Naming files for use on the web

When creating filenames for files that will be uploaded to the web, such as PDFs or JPG images, it’s important to keep a few best practices in mind.

For all files (documents, images, etc)

Do not include spaces in the filename. These get converted to %20 when the file is uploaded, and can prevent the file from being displayed. Instead, use a hyphen/dash - to separate words, or camel case (mix of capitals and lowercase). For example, Name Change Request Form.pdf should be renamed to Name-Change-Request-Form.pdf or NameChangeRequestForm.pdf.

Do not include special characters in the filename, such as #, @, $, %, &, etc. Only use letters, numbers, and hyphens.

The filename should be no longer than 31 characters.

Note: We have recently added functionality that will strip spaces and special characters from filenames if you forget. It’s still best to keep these practices in mind when naming your files for the web, and of course this functionality still can’t create a user-friendly and meaningful filename for you! (Read on for tips on that)

Give your files understandable names

This is most relevant for PDFs, audio, or other files that the user is likely to download and interact with, although files like images should be named clearly as well.

Always keep the end user in mind. We focus on the content of the file, but the filename is the first way to communicate to the user what it contains. The goal in creating a good filename is for the user to see it and know exactly what it is.

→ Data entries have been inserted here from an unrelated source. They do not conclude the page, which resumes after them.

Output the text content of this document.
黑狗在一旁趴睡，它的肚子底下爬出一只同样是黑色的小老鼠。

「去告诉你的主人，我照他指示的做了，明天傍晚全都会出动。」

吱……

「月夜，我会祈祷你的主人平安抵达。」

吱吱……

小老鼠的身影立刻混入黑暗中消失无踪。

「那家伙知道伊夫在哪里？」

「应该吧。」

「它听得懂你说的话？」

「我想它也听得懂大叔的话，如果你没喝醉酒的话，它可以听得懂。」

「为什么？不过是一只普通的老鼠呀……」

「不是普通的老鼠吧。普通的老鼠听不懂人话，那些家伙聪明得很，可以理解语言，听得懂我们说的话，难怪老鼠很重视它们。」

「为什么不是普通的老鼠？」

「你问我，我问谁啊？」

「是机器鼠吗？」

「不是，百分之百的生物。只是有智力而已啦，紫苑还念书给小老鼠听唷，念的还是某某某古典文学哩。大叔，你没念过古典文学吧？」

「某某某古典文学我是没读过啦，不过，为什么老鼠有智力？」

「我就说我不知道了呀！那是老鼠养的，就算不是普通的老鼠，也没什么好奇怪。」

The filename should contain “Tyndale” (or your relevant organization or department, such as CCST or TIMCentre). Users may be downloading files from different sources. When they come across your file on their computer, will they be able to tell where it’s from?

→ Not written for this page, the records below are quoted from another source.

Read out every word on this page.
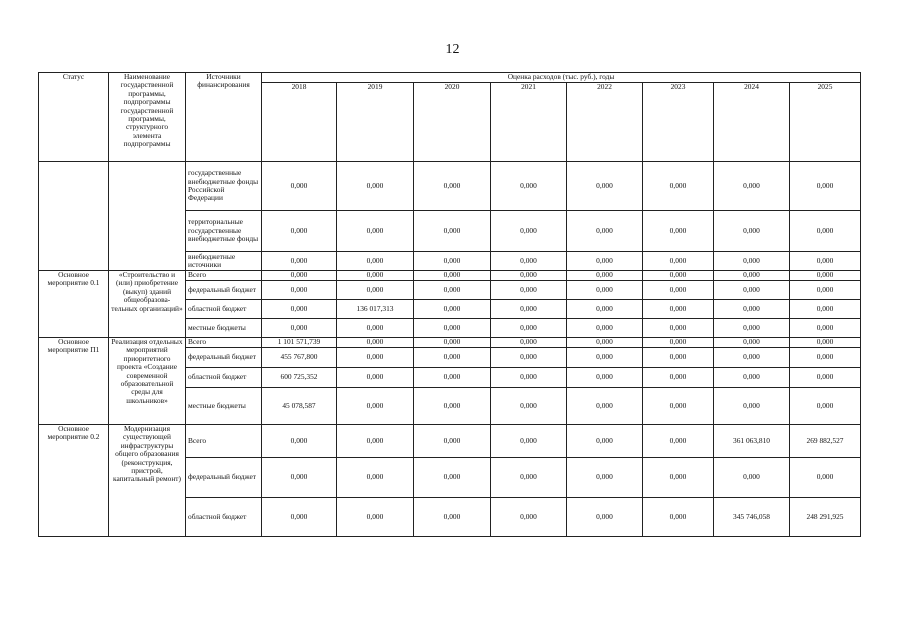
12
Статус	Наименование государственной программы, подпрограммы государственной программы, структурного элемента подпрограммы	Источники финансирования	Оценка расходов (тыс. руб.), годы							
			2018	2019	2020	2021	2022	2023	2024	2025
		государственные внебюджетные фонды Российской Федерации	0,000	0,000	0,000	0,000	0,000	0,000	0,000	0,000
		территориальные государственные внебюджетные фонды	0,000	0,000	0,000	0,000	0,000	0,000	0,000	0,000
		внебюджетные источники	0,000	0,000	0,000	0,000	0,000	0,000	0,000	0,000
Основное мероприятие 0.1	«Строительство и (или) приобретение (выкуп) зданий общеобразова-тельных организаций»	Всего	0,000	0,000	0,000	0,000	0,000	0,000	0,000	0,000
		федеральный бюджет	0,000	0,000	0,000	0,000	0,000	0,000	0,000	0,000
		областной бюджет	0,000	136 017,313	0,000	0,000	0,000	0,000	0,000	0,000
		местные бюджеты	0,000	0,000	0,000	0,000	0,000	0,000	0,000	0,000
Основное мероприятие П1	Реализация отдельных мероприятий приоритетного проекта «Создание современной образовательной среды для школьников»	Всего	1 101 571,739	0,000	0,000	0,000	0,000	0,000	0,000	0,000
		федеральный бюджет	455 767,800	0,000	0,000	0,000	0,000	0,000	0,000	0,000
		областной бюджет	600 725,352	0,000	0,000	0,000	0,000	0,000	0,000	0,000
		местные бюджеты	45 078,587	0,000	0,000	0,000	0,000	0,000	0,000	0,000
Основное мероприятие 0.2	Модернизация существующей инфраструктуры общего образования (реконструкция, пристрой, капитальный ремонт)	Всего	0,000	0,000	0,000	0,000	0,000	0,000	361 063,810	269 882,527
		федеральный бюджет	0,000	0,000	0,000	0,000	0,000	0,000	0,000	0,000
		областной бюджет	0,000	0,000	0,000	0,000	0,000	0,000	345 746,058	248 291,925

Name the file clearly and descriptively, with relevant information such as date, course name, etc.

Strip out irrelevant internal information from filenames

Don’t put information in the filename such as draft names, version numbers, or other administrative information that is intended for internal staff but is meaningless to website users. For example, Study Guide (Final Draft).pdf should be renamed to Tyndale-Study-Guide.pdf. New Branding Application Form 2016-2017.pdf should be renamed to Tyndale-Seminary-Application-Form-2016-2017.pdf.

Add updated dates to filenames

If you are replacing a previously-uploaded file with a newer version, you might want to add the updated date to the filename.

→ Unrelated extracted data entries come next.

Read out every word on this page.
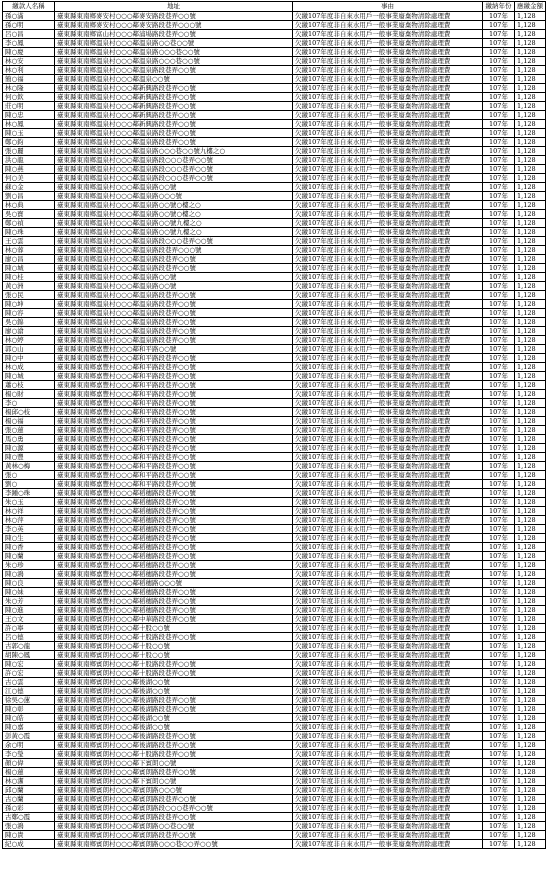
繳款人名稱	地址	事由	繳納年份	應繳金額
孫○滿	臺東縣東南鄉麥安村○○○鄰麥安路段巷弄○○號	欠繳107年度非自來水用戶一般事業廢棄物清除處理費	107年	1,128
孫○明	臺東縣東南鄉麥安村○○○鄰麥安路段巷弄○○○號	欠繳107年度非自來水用戶一般事業廢棄物清除處理費	107年	1,128
呂○昌	臺東縣東南鄉富山村○○○鄰浦場路段巷弄○○號	欠繳107年度非自來水用戶一般事業廢棄物清除處理費	107年	1,128
李○鳳	臺東縣東南鄉溫泉村○○○鄰溫泉路○○巷○○號	欠繳107年度非自來水用戶一般事業廢棄物清除處理費	107年	1,128
陳○慶	臺東縣東南鄉溫泉村○○○鄰溫泉路○○○巷○○號	欠繳107年度非自來水用戶一般事業廢棄物清除處理費	107年	1,128
林○安	臺東縣東南鄉溫泉村○○○鄰溫泉路○○○巷○○號	欠繳107年度非自來水用戶一般事業廢棄物清除處理費	107年	1,128
林○利	臺東縣東南鄉溫泉村○○○鄰溫泉路段巷弄○○號	欠繳107年度非自來水用戶一般事業廢棄物清除處理費	107年	1,128
簡○福	臺東縣東南鄉溫泉村○○○鄰溫泉○○號	欠繳107年度非自來水用戶一般事業廢棄物清除處理費	107年	1,128
林○隆	臺東縣東南鄉溫泉村○○○鄰新興路段巷弄○○號	欠繳107年度非自來水用戶一般事業廢棄物清除處理費	107年	1,128
何○欽	臺東縣東南鄉溫泉村○○○鄰新興路段巷弄○○號	欠繳107年度非自來水用戶一般事業廢棄物清除處理費	107年	1,128
莊○明	臺東縣東南鄉溫泉村○○○鄰新興路段巷弄○○號	欠繳107年度非自來水用戶一般事業廢棄物清除處理費	107年	1,128
陳○忠	臺東縣東南鄉溫泉村○○○鄰新興路段巷弄○○號	欠繳107年度非自來水用戶一般事業廢棄物清除處理費	107年	1,128
林○鳳	臺東縣東南鄉溫泉村○○○鄰新興路段巷弄○○號	欠繳107年度非自來水用戶一般事業廢棄物清除處理費	107年	1,128
陳○玉	臺東縣東南鄉溫泉村○○○鄰溫泉路段巷弄○○號	欠繳107年度非自來水用戶一般事業廢棄物清除處理費	107年	1,128
鄭○鈞	臺東縣東南鄉溫泉村○○○鄰溫泉路段巷弄○○號	欠繳107年度非自來水用戶一般事業廢棄物清除處理費	107年	1,128
張○麗	臺東縣東南鄉溫泉村○○○鄰溫泉路○○○巷○○號九樓之○	欠繳107年度非自來水用戶一般事業廢棄物清除處理費	107年	1,128
洪○龍	臺東縣東南鄉溫泉村○○○鄰溫泉路段○○○巷弄○○號	欠繳107年度非自來水用戶一般事業廢棄物清除處理費	107年	1,128
陳○燕	臺東縣東南鄉溫泉村○○○鄰溫泉路段○○○巷弄○○號	欠繳107年度非自來水用戶一般事業廢棄物清除處理費	107年	1,128
何○美	臺東縣東南鄉溫泉村○○○鄰溫泉路段○○○巷弄○○號	欠繳107年度非自來水用戶一般事業廢棄物清除處理費	107年	1,128
蘇○金	臺東縣東南鄉溫泉村○○○鄰溫泉路○○號	欠繳107年度非自來水用戶一般事業廢棄物清除處理費	107年	1,128
劉○昌	臺東縣東南鄉溫泉村○○○鄰溫泉路○○○號	欠繳107年度非自來水用戶一般事業廢棄物清除處理費	107年	1,128
林○典	臺東縣東南鄉溫泉村○○○鄰溫泉路○○號○樓之○	欠繳107年度非自來水用戶一般事業廢棄物清除處理費	107年	1,128
吳○寶	臺東縣東南鄉溫泉村○○○鄰溫泉路○○號○樓之○	欠繳107年度非自來水用戶一般事業廢棄物清除處理費	107年	1,128
鄭○禎	臺東縣東南鄉溫泉村○○○鄰溫泉路○○號九樓之○	欠繳107年度非自來水用戶一般事業廢棄物清除處理費	107年	1,128
陳○珠	臺東縣東南鄉溫泉村○○○鄰溫泉路○○號九樓之○	欠繳107年度非自來水用戶一般事業廢棄物清除處理費	107年	1,128
王○雲	臺東縣東南鄉溫泉村○○○鄰溫泉路段○○○巷弄○○號	欠繳107年度非自來水用戶一般事業廢棄物清除處理費	107年	1,128
林○蓉	臺東縣東南鄉溫泉村○○○鄰溫泉路段巷弄○○○號	欠繳107年度非自來水用戶一般事業廢棄物清除處理費	107年	1,128
廖○昌	臺東縣東南鄉溫泉村○○○鄰溫泉路段巷弄○○號	欠繳107年度非自來水用戶一般事業廢棄物清除處理費	107年	1,128
陳○城	臺東縣東南鄉溫泉村○○○鄰溫泉路段巷弄○○號	欠繳107年度非自來水用戶一般事業廢棄物清除處理費	107年	1,128
陳○桂	臺東縣東南鄉溫泉村○○○鄰溫泉路○○號	欠繳107年度非自來水用戶一般事業廢棄物清除處理費	107年	1,128
黃○洲	臺東縣東南鄉溫泉村○○○鄰溫泉路○○號	欠繳107年度非自來水用戶一般事業廢棄物清除處理費	107年	1,128
張○民	臺東縣東南鄉溫泉村○○○鄰溫泉路段巷弄○○號	欠繳107年度非自來水用戶一般事業廢棄物清除處理費	107年	1,128
陳○坤	臺東縣東南鄉溫泉村○○○鄰溫泉路段巷弄○○號	欠繳107年度非自來水用戶一般事業廢棄物清除處理費	107年	1,128
陳○容	臺東縣東南鄉溫泉村○○○鄰溫泉路段巷弄○○號	欠繳107年度非自來水用戶一般事業廢棄物清除處理費	107年	1,128
吳○錦	臺東縣東南鄉溫泉村○○○鄰溫泉路段巷弄○○號	欠繳107年度非自來水用戶一般事業廢棄物清除處理費	107年	1,128
廖○滄	臺東縣東南鄉溫泉村○○○鄰溫泉路段巷弄○○號	欠繳107年度非自來水用戶一般事業廢棄物清除處理費	107年	1,128
林○婷	臺東縣東南鄉溫泉村○○○鄰溫泉路段巷弄○○號	欠繳107年度非自來水用戶一般事業廢棄物清除處理費	107年	1,128
郭○山	臺東縣東南鄉嘉豐村○○○鄰和平路○○號	欠繳107年度非自來水用戶一般事業廢棄物清除處理費	107年	1,128
陳○中	臺東縣東南鄉嘉豐村○○○鄰和平路段巷弄○○號	欠繳107年度非自來水用戶一般事業廢棄物清除處理費	107年	1,128
林○成	臺東縣東南鄉嘉豐村○○○鄰和平路段巷弄○○號	欠繳107年度非自來水用戶一般事業廢棄物清除處理費	107年	1,128
陳○城	臺東縣東南鄉嘉豐村○○○鄰和平路段巷弄○○號	欠繳107年度非自來水用戶一般事業廢棄物清除處理費	107年	1,128
蕭○枝	臺東縣東南鄉嘉豐村○○○鄰和平路段巷弄○○號	欠繳107年度非自來水用戶一般事業廢棄物清除處理費	107年	1,128
楊○財	臺東縣東南鄉嘉豐村○○○鄰和平路段巷弄○○號	欠繳107年度非自來水用戶一般事業廢棄物清除處理費	107年	1,128
李○	臺東縣東南鄉嘉豐村○○○鄰和平路段巷弄○○號	欠繳107年度非自來水用戶一般事業廢棄物清除處理費	107年	1,128
楊邱○枝	臺東縣東南鄉嘉豐村○○○鄰和平路段巷弄○○號	欠繳107年度非自來水用戶一般事業廢棄物清除處理費	107年	1,128
楊○福	臺東縣東南鄉嘉豐村○○○鄰和平路段巷弄○○號	欠繳107年度非自來水用戶一般事業廢棄物清除處理費	107年	1,128
張○蓮	臺東縣東南鄉嘉豐村○○○鄰和平路段巷弄○○號	欠繳107年度非自來水用戶一般事業廢棄物清除處理費	107年	1,128
馬○勇	臺東縣東南鄉嘉豐村○○○鄰和平路段巷弄○○號	欠繳107年度非自來水用戶一般事業廢棄物清除處理費	107年	1,128
陳○源	臺東縣東南鄉嘉豐村○○○鄰和平路段巷弄○○號	欠繳107年度非自來水用戶一般事業廢棄物清除處理費	107年	1,128
陳○豐	臺東縣東南鄉嘉豐村○○○鄰和平路段巷弄○○號	欠繳107年度非自來水用戶一般事業廢棄物清除處理費	107年	1,128
黃林○梅	臺東縣東南鄉嘉豐村○○○鄰和平路段巷弄○○號	欠繳107年度非自來水用戶一般事業廢棄物清除處理費	107年	1,128
張○	臺東縣東南鄉嘉豐村○○○鄰和平路段巷弄○○號	欠繳107年度非自來水用戶一般事業廢棄物清除處理費	107年	1,128
劉○	臺東縣東南鄉嘉豐村○○○鄰和平路段巷弄○○號	欠繳107年度非自來水用戶一般事業廢棄物清除處理費	107年	1,128
李鍾○珠	臺東縣東南鄉嘉豐村○○○鄰稻穗路段巷弄○○號	欠繳107年度非自來水用戶一般事業廢棄物清除處理費	107年	1,128
朱○玉	臺東縣東南鄉嘉豐村○○○鄰稻穗路段巷弄○○號	欠繳107年度非自來水用戶一般事業廢棄物清除處理費	107年	1,128
林○祥	臺東縣東南鄉嘉豐村○○○鄰稻穗路段巷弄○○號	欠繳107年度非自來水用戶一般事業廢棄物清除處理費	107年	1,128
林○萍	臺東縣東南鄉嘉豐村○○○鄰稻穗路段巷弄○○號	欠繳107年度非自來水用戶一般事業廢棄物清除處理費	107年	1,128
李○英	臺東縣東南鄉嘉豐村○○○鄰稻穗路段巷弄○○號	欠繳107年度非自來水用戶一般事業廢棄物清除處理費	107年	1,128
陳○生	臺東縣東南鄉嘉豐村○○○鄰稻穗路段巷弄○○號	欠繳107年度非自來水用戶一般事業廢棄物清除處理費	107年	1,128
陳○香	臺東縣東南鄉嘉豐村○○○鄰稻穗路段巷弄○○號	欠繳107年度非自來水用戶一般事業廢棄物清除處理費	107年	1,128
陳○蘭	臺東縣東南鄉嘉豐村○○○鄰稻穗路段巷弄○○號	欠繳107年度非自來水用戶一般事業廢棄物清除處理費	107年	1,128
朱○珍	臺東縣東南鄉嘉豐村○○○鄰稻穗路段巷弄○○號	欠繳107年度非自來水用戶一般事業廢棄物清除處理費	107年	1,128
陳○鴻	臺東縣東南鄉嘉豐村○○○鄰稻穗路段巷弄○○號	欠繳107年度非自來水用戶一般事業廢棄物清除處理費	107年	1,128
陳○良	臺東縣東南鄉嘉豐村○○○鄰稻穗路○○○號	欠繳107年度非自來水用戶一般事業廢棄物清除處理費	107年	1,128
陳○妹	臺東縣東南鄉嘉豐村○○○鄰稻穗路段巷弄○○號	欠繳107年度非自來水用戶一般事業廢棄物清除處理費	107年	1,128
朱○芳	臺東縣東南鄉嘉豐村○○○鄰稻穗路段巷弄○○號	欠繳107年度非自來水用戶一般事業廢棄物清除處理費	107年	1,128
陳○進	臺東縣東南鄉嘉豐村○○○鄰稻穗路段巷弄○○號	欠繳107年度非自來水用戶一般事業廢棄物清除處理費	107年	1,128
王○文	臺東縣東南鄉賓朗村○○○鄰中華路段巷弄○○號	欠繳107年度非自來水用戶一般事業廢棄物清除處理費	107年	1,128
許○寧	臺東縣東南鄉賓朗村○○○鄰十股○○號	欠繳107年度非自來水用戶一般事業廢棄物清除處理費	107年	1,128
呂○德	臺東縣東南鄉賓朗村○○○鄰十股路段巷弄○○號	欠繳107年度非自來水用戶一般事業廢棄物清除處理費	107年	1,128
古郭○龍	臺東縣東南鄉賓朗村○○○鄰十股○○號	欠繳107年度非自來水用戶一般事業廢棄物清除處理費	107年	1,128
胡陳○鳳	臺東縣東南鄉賓朗村○○○鄰十股○○號	欠繳107年度非自來水用戶一般事業廢棄物清除處理費	107年	1,128
陳○宏	臺東縣東南鄉賓朗村○○○鄰十股路段巷弄○○號	欠繳107年度非自來水用戶一般事業廢棄物清除處理費	107年	1,128
許○宏	臺東縣東南鄉賓朗村○○○鄰十股路段巷弄○○號	欠繳107年度非自來水用戶一般事業廢棄物清除處理費	107年	1,128
古○雲	臺東縣東南鄉賓朗村○○○鄰後湖○○號	欠繳107年度非自來水用戶一般事業廢棄物清除處理費	107年	1,128
江○德	臺東縣東南鄉賓朗村○○○鄰後湖○○號	欠繳107年度非自來水用戶一般事業廢棄物清除處理費	107年	1,128
徐吳○蓮	臺東縣東南鄉賓朗村○○○鄰後湖路段巷弄○○號	欠繳107年度非自來水用戶一般事業廢棄物清除處理費	107年	1,128
陳○彰	臺東縣東南鄉賓朗村○○○鄰後湖路段巷弄○○號	欠繳107年度非自來水用戶一般事業廢棄物清除處理費	107年	1,128
陳○皓	臺東縣東南鄉賓朗村○○○鄰後湖○○號	欠繳107年度非自來水用戶一般事業廢棄物清除處理費	107年	1,128
陳○嘉	臺東縣東南鄉賓朗村○○○鄰後湖○○號	欠繳107年度非自來水用戶一般事業廢棄物清除處理費	107年	1,128
彭黃○霞	臺東縣東南鄉賓朗村○○○鄰後湖路段巷弄○○號	欠繳107年度非自來水用戶一般事業廢棄物清除處理費	107年	1,128
余○明	臺東縣東南鄉賓朗村○○○鄰後湖路段巷弄○○號	欠繳107年度非自來水用戶一般事業廢棄物清除處理費	107年	1,128
李○瑩	臺東縣東南鄉賓朗村○○○鄰十股路段巷弄○○號	欠繳107年度非自來水用戶一般事業廢棄物清除處理費	107年	1,128
顏○偉	臺東縣東南鄉賓朗村○○○鄰下賓朗○○號	欠繳107年度非自來水用戶一般事業廢棄物清除處理費	107年	1,128
楊○蓮	臺東縣東南鄉賓朗村○○○鄰賓朗路段巷弄○○號	欠繳107年度非自來水用戶一般事業廢棄物清除處理費	107年	1,128
林○潔	臺東縣東南鄉賓朗村○○○鄰下賓朗○○號	欠繳107年度非自來水用戶一般事業廢棄物清除處理費	107年	1,128
邱○蘭	臺東縣東南鄉賓朗村○○○鄰賓朗路○○○號	欠繳107年度非自來水用戶一般事業廢棄物清除處理費	107年	1,128
古○蘭	臺東縣東南鄉賓朗村○○○鄰賓朗路段巷弄○○號	欠繳107年度非自來水用戶一般事業廢棄物清除處理費	107年	1,128
孫○彩	臺東縣東南鄉賓朗村○○○鄰賓朗路段○○○巷弄○○號	欠繳107年度非自來水用戶一般事業廢棄物清除處理費	107年	1,128
古鄭○霞	臺東縣東南鄉賓朗村○○○鄰賓朗路段巷弄○○號	欠繳107年度非自來水用戶一般事業廢棄物清除處理費	107年	1,128
張○鴻	臺東縣東南鄉賓朗村○○○鄰賓朗路○○巷○○號	欠繳107年度非自來水用戶一般事業廢棄物清除處理費	107年	1,128
陳○貴	臺東縣東南鄉賓朗村○○○鄰賓朗路段巷弄○○號	欠繳107年度非自來水用戶一般事業廢棄物清除處理費	107年	1,128
紀○成	臺東縣東南鄉賓朗村○○○鄰賓朗路○○○巷○○弄○○號	欠繳107年度非自來水用戶一般事業廢棄物清除處理費	107年	1,128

This isn’t necessary if you’re doing minor edits, but it can be helpful if there’s meaningful change to the contents.

For example, Tyndale-Seminary-Spring-Summer-2018-Timetable.pdf was already uploaded to the site when the course schedule changed and a new file had to be created. The new file was named Tyndale-Seminary-Spring-Summer-2018-Timetable-Updated-2018-03-05.pdf, both to avoid a naming conflict with the file already uploaded to the server, and so users downloading the file will know they have the most current version.